Channels ▼
RSS

Parallel

C++ and format_iterator


Matthew Wilson is a software development consultant and trainer for Synesis Software who helps clients to build high-performance software that does not break, and an author of articles and books that attempt to do the same. He can be contacted at matthew@synesis.com.au.


One of the subjects covered in my book Extended STL, Volume 1 was a discussion about the lack of flexibility and expressiveness in the C++ standard library's std::ostream_iterator, along with a (partial) resolution in the form STLSoft's stlsoft::ostream_iterator. Chapter 34 addressed these issues in part and was adapted as a Dr. Dobb's article entitled An Enhanced ostream_iterator.

The deficiencies of std::ostream_iterator for which stlsoft::ostream_iterator provides improvements are:

  • It allows for the specification of a prefix to be emitted with each element in the streamed sequence; std::ostream_iterator provides only for a suffix.
  • It allows the prefix (and the suffix) to be of arbitrary string type; std::ostream_iterator's suffix must be a C-style string.

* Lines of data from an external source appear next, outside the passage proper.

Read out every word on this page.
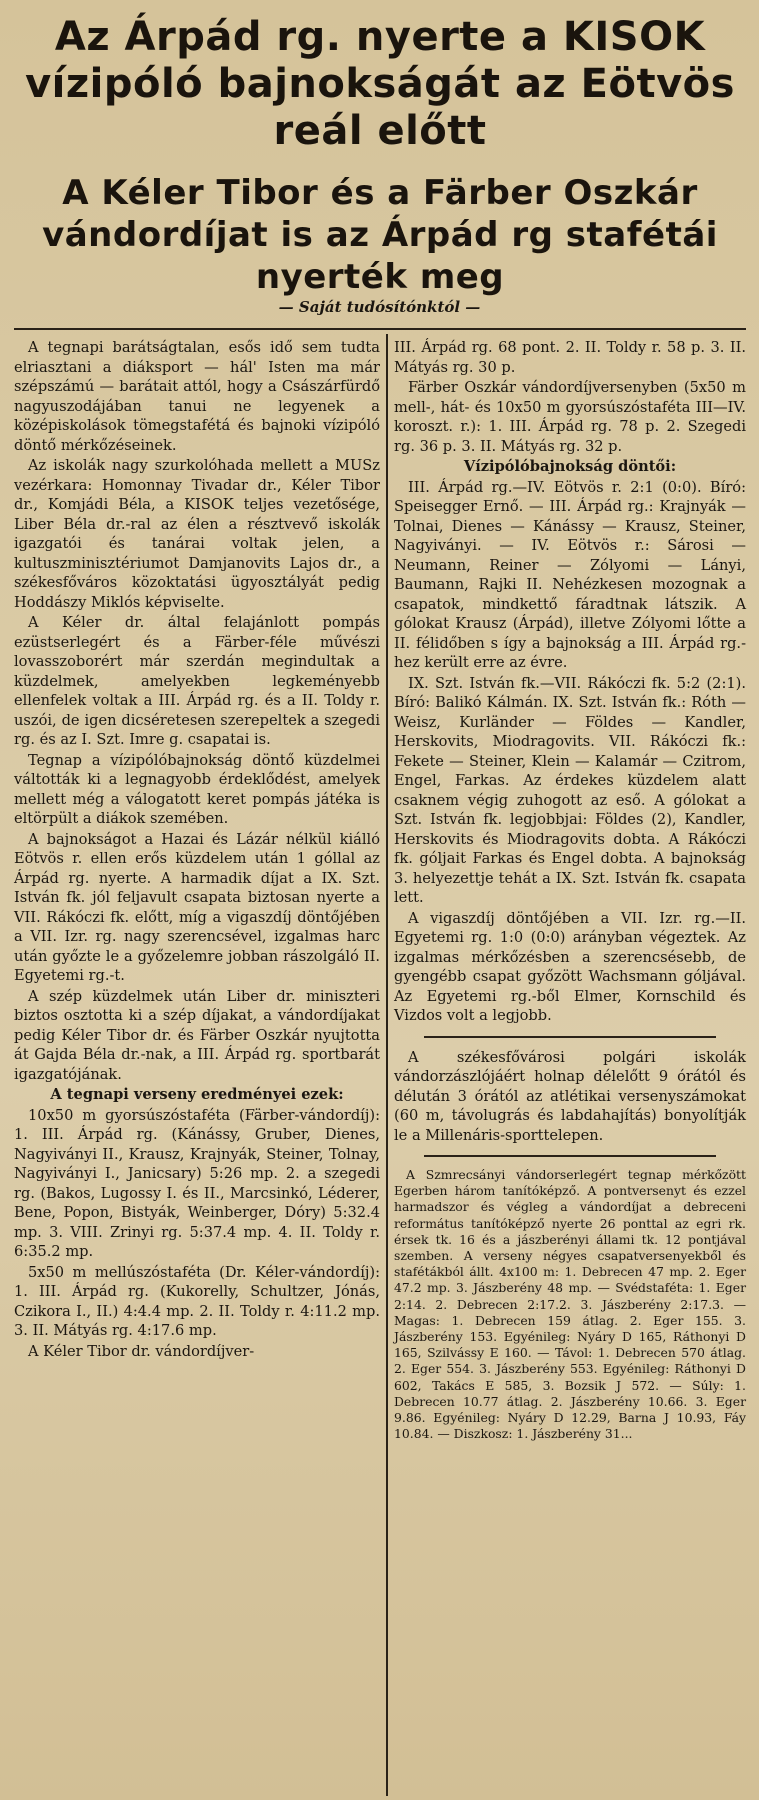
Az Árpád rg. nyerte a KISOK vízipóló bajnokságát az Eötvös reál előtt
A Kéler Tibor és a Färber Oszkár vándordíjat is az Árpád rg stafétái nyerték meg
— Saját tudósítónktól —

A tegnapi barátságtalan, esős idő sem tudta elriasztani a diáksport — hál' Isten ma már szépszámú — barátait attól, hogy a Császárfürdő nagyuszodájában tanui ne legyenek a középiskolások tömegstafétá és bajnoki vízipóló döntő mérkőzéseinek.

Az iskolák nagy szurkolóhada mellett a MUSz vezérkara: Homonnay Tivadar dr., Kéler Tibor dr., Komjádi Béla, a KISOK teljes vezetősége, Liber Béla dr.-ral az élen a résztvevő iskolák igazgatói és tanárai voltak jelen, a kultuszminisztériumot Damjanovits Lajos dr., a székesfőváros közoktatási ügyosztályát pedig Hoddászy Miklós képviselte.

A Kéler dr. által felajánlott pompás ezüstserlegért és a Färber-féle művészi lovasszoborért már szerdán megindultak a küzdelmek, amelyekben legkeményebb ellenfelek voltak a III. Árpád rg. és a II. Toldy r. uszói, de igen dicséretesen szerepeltek a szegedi rg. és az I. Szt. Imre g. csapatai is.

Tegnap a vízipólóbajnokság döntő küzdelmei váltották ki a legnagyobb érdeklődést, amelyek mellett még a válogatott keret pompás játéka is eltörpült a diákok szemében.

A bajnokságot a Hazai és Lázár nélkül kiálló Eötvös r. ellen erős küzdelem után 1 góllal az Árpád rg. nyerte. A harmadik díjat a IX. Szt. István fk. jól feljavult csapata biztosan nyerte a VII. Rákóczi fk. előtt, míg a vigaszdíj döntőjében a VII. Izr. rg. nagy szerencsével, izgalmas harc után győzte le a győzelemre jobban rászolgáló II. Egyetemi rg.-t.

A szép küzdelmek után Liber dr. miniszteri biztos osztotta ki a szép díjakat, a vándordíjakat pedig Kéler Tibor dr. és Färber Oszkár nyujtotta át Gajda Béla dr.-nak, a III. Árpád rg. sportbarát igazgatójának.

A tegnapi verseny eredményei ezek:

10x50 m gyorsúszóstaféta (Färber-vándordíj): 1. III. Árpád rg. (Kánássy, Gruber, Dienes, Nagyiványi II., Krausz, Krajnyák, Steiner, Tolnay, Nagyiványi I., Janicsary) 5:26 mp. 2. a szegedi rg. (Bakos, Lugossy I. és II., Marcsinkó, Léderer, Bene, Popon, Bistyák, Weinberger, Dóry) 5:32.4 mp. 3. VIII. Zrinyi rg. 5:37.4 mp. 4. II. Toldy r. 6:35.2 mp.

5x50 m mellúszóstaféta (Dr. Kéler-vándordíj): 1. III. Árpád rg. (Kukorelly, Schultzer, Jónás, Czikora I., II.) 4:4.4 mp. 2. II. Toldy r. 4:11.2 mp. 3. II. Mátyás rg. 4:17.6 mp.

A Kéler Tibor dr. vándordíjver-

III. Árpád rg. 68 pont. 2. II. Toldy r. 58 p. 3. II. Mátyás rg. 30 p.

Färber Oszkár vándordíjversenyben (5x50 m mell-, hát- és 10x50 m gyorsúszóstaféta III—IV. koroszt. r.): 1. III. Árpád rg. 78 p. 2. Szegedi rg. 36 p. 3. II. Mátyás rg. 32 p.

Vízipólóbajnokság döntői:

III. Árpád rg.—IV. Eötvös r. 2:1 (0:0). Bíró: Speisegger Ernő. — III. Árpád rg.: Krajnyák — Tolnai, Dienes — Kánássy — Krausz, Steiner, Nagyiványi. — IV. Eötvös r.: Sárosi — Neumann, Reiner — Zólyomi — Lányi, Baumann, Rajki II. Nehézkesen mozognak a csapatok, mindkettő fáradtnak látszik. A gólokat Krausz (Árpád), illetve Zólyomi lőtte a II. félidőben s így a bajnokság a III. Árpád rg.-hez került erre az évre.

IX. Szt. István fk.—VII. Rákóczi fk. 5:2 (2:1). Bíró: Balikó Kálmán. IX. Szt. István fk.: Róth — Weisz, Kurländer — Földes — Kandler, Herskovits, Miodragovits. VII. Rákóczi fk.: Fekete — Steiner, Klein — Kalamár — Czitrom, Engel, Farkas. Az érdekes küzdelem alatt csaknem végig zuhogott az eső. A gólokat a Szt. István fk. legjobbjai: Földes (2), Kandler, Herskovits és Miodragovits dobta. A Rákóczi fk. góljait Farkas és Engel dobta. A bajnokság 3. helyezettje tehát a IX. Szt. István fk. csapata lett.

A vigaszdíj döntőjében a VII. Izr. rg.—II. Egyetemi rg. 1:0 (0:0) arányban végeztek. Az izgalmas mérkőzésben a szerencsésebb, de gyengébb csapat győzött Wachsmann góljával. Az Egyetemi rg.-ből Elmer, Kornschild és Vizdos volt a legjobb.

A székesfővárosi polgári iskolák vándorzászlójáért holnap délelőtt 9 órától és délután 3 órától az atlétikai versenyszámokat (60 m, távolugrás és labdahajítás) bonyolítják le a Millenáris-sporttelepen.

A Szmrecsányi vándorserlegért tegnap mérkőzött Egerben három tanítóképző. A pontversenyt és ezzel harmadszor és végleg a vándordíjat a debreceni református tanítóképző nyerte 26 ponttal az egri rk. érsek tk. 16 és a jászberényi állami tk. 12 pontjával szemben. A verseny négyes csapatversenyekből és stafétákból állt. 4x100 m: 1. Debrecen 47 mp. 2. Eger 47.2 mp. 3. Jászberény 48 mp. — Svédstaféta: 1. Eger 2:14. 2. Debrecen 2:17.2. 3. Jászberény 2:17.3. — Magas: 1. Debrecen 159 átlag. 2. Eger 155. 3. Jászberény 153. Egyénileg: Nyáry D 165, Ráthonyi D 165, Szilvássy E 160. — Távol: 1. Debrecen 570 átlag. 2. Eger 554. 3. Jászberény 553. Egyénileg: Ráthonyi D 602, Takács E 585, 3. Bozsik J 572. — Súly: 1. Debrecen 10.77 átlag. 2. Jászberény 10.66. 3. Eger 9.86. Egyénileg: Nyáry D 12.29, Barna J 10.93, Fáy 10.84. — Diszkosz: 1. Jászberény 31...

But issues of flexibility and expressiveness remain, for which neither component provides solutions:

  • Output must still be to an IOStreams output stream (or a structurally conformant class providing insertion operators).
  • The type of the element must be explicitly specified, which can be cumbersome when dealing with template specialisations and/or deep namespaces.
  • The only "formatting" supported is to specify prefix and postfix; anything more sophisticated requires hand-written loops.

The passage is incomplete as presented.